Sunday, September 18, 2011

Civil Disobedience

Thoreau's main point for civil disobedience is to have little government as possible. He says "That government is best which governs not at all"; and when men are prepared for it, that will be the kind of government which they will have. Government is at best but an expedient; but most governments are usually, and all governments are sometimes, inexpedient. The objections which have been brought against a standing army, and they are many and weighty, and deserve to prevail, may also at last be brought against a standing government." With this statement he makes clear that he believes that government shouldn't be involved with people's everyday life. He also states that government moves at a very slow pace. Which i think he is trying to say here that if i as a person in this new government have a problem with someone or something. It would take a long time to get anything done about it.

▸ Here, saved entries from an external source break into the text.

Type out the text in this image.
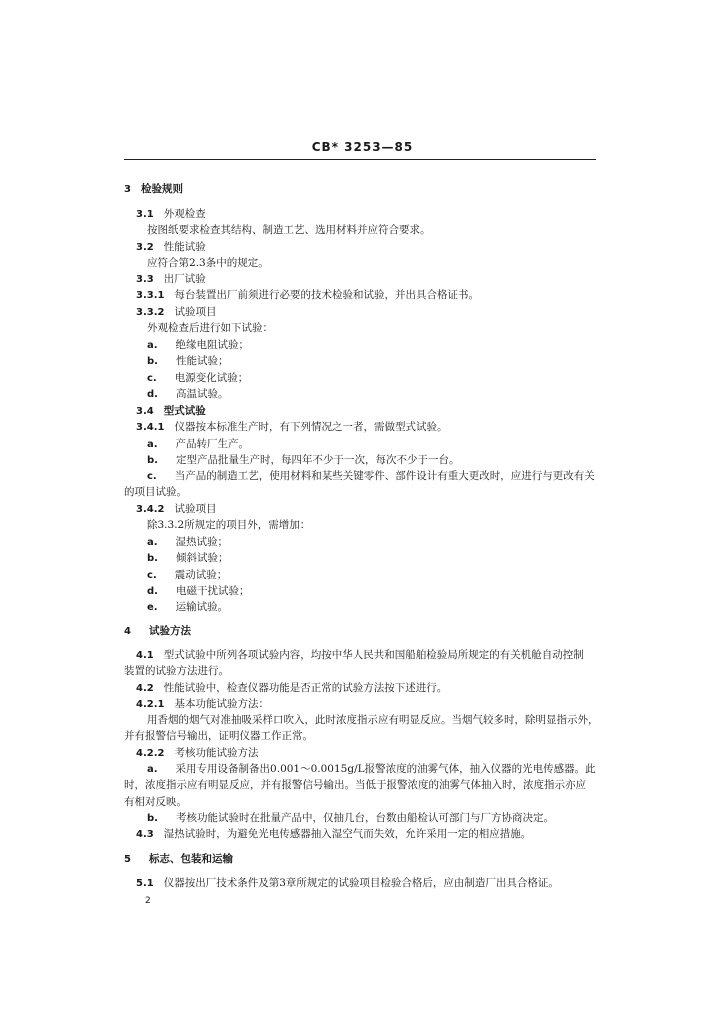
CB* 3253—85
3 检验规则
3.1 外观检查
按图纸要求检查其结构、制造工艺、选用材料并应符合要求。
3.2 性能试验
应符合第2.3条中的规定。
3.3 出厂试验
3.3.1 每台装置出厂前须进行必要的技术检验和试验，并出具合格证书。
3.3.2 试验项目
外观检查后进行如下试验：
a. 绝缘电阻试验；
b. 性能试验；
c. 电源变化试验；
d. 高温试验。
3.4 型式试验
3.4.1 仪器按本标准生产时，有下列情况之一者，需做型式试验。
a. 产品转厂生产。
b. 定型产品批量生产时，每四年不少于一次，每次不少于一台。
c. 当产品的制造工艺，使用材料和某些关键零件、部件设计有重大更改时，应进行与更改有关
的项目试验。
3.4.2 试验项目
除3.3.2所规定的项目外，需增加：
a. 湿热试验；
b. 倾斜试验；
c. 震动试验；
d. 电磁干扰试验；
e. 运输试验。
4 试验方法
4.1 型式试验中所列各项试验内容，均按中华人民共和国船舶检验局所规定的有关机舱自动控制
装置的试验方法进行。
4.2 性能试验中，检查仪器功能是否正常的试验方法按下述进行。
4.2.1 基本功能试验方法：
用香烟的烟气对准抽吸采样口吹入，此时浓度指示应有明显反应。当烟气较多时，除明显指示外，
并有报警信号输出，证明仪器工作正常。
4.2.2 考核功能试验方法
a. 采用专用设备制备出0.001～0.0015g/L报警浓度的油雾气体，抽入仪器的光电传感器。此
时，浓度指示应有明显反应，并有报警信号输出。当低于报警浓度的油雾气体抽入时，浓度指示亦应
有相对反映。
b. 考核功能试验时在批量产品中，仅抽几台，台数由船检认可部门与厂方协商决定。
4.3 湿热试验时，为避免光电传感器抽入湿空气而失效，允许采用一定的相应措施。
5 标志、包装和运输
5.1 仪器按出厂技术条件及第3章所规定的试验项目检验合格后，应由制造厂出具合格证。
2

Later he states "Yet this government never of itself furthered any enterprise, but by the alacrity with which it got out of its way. It does not keep the country free. It does not settle the West. It does not educate. The character inherent in the American people has done all that has been accomplished; and it would have done somewhat more, if the government had not sometimes got in its way" I think he put this in here along with example of what the early american has done without the government to continue to rally support for his no government point of view.

"Law never made men a whit more just; and, by means of their respect for it, even the well-disposed are daily made the agents of injustice. A common and natural result of an undue respect for law is, that you may see a file of soldiers, colonel, captain, corporal, privates, powder-monkeys,(5) and all, marching in admirable order over hill and dale to the wars, against their wills, ay, against their common sense and consciences, which makes it very steep marching indeed, and produces a palpitation of the heart." I believe that Thoreau thinks that these young men that serve in our military are doing it against there will, that the government is making laws that force this young men to serve. While yes i'm sure there are men that were serving that didn't want to be there, there were the equal number of men that wanted to protect their country from its enemies.

I'm in favor of something that Thoreau is proposing with this paper, i believe that the government is be involved with some aspects of life here in the USA. They shouldn't be involved to much this is were i agree with him. With the part about a law being made to force young men to serve in the military, i know when i turned 18 i had to fill out my draft card. If there ever was a time that my government needed me to serve to protect my country and family, and my friends i would do it in a heart beat.


  1. You have some really good quotes in here. I enjoyed your interpretation of them. As I read I got the feeling that Thoreau wanted Americans to start thinking for themselves. He seemed to say that any government that would willingly go to war with neighboring countries simply to promote slavery or supported slavery at all for that matter was a government that no longer looked out for the good of all people.

  2. If an individual sees a war as unjust, as Thoreau saw the Mexican-American War, and that individual is in the military, he or she is still compelled to fight that war. Is it against a soldier's "common sense and consciences" to kill a person in a war that he or she sees as unjust? Is the soldier defending his or her country? If a person views a war as unjust, who is the enemy?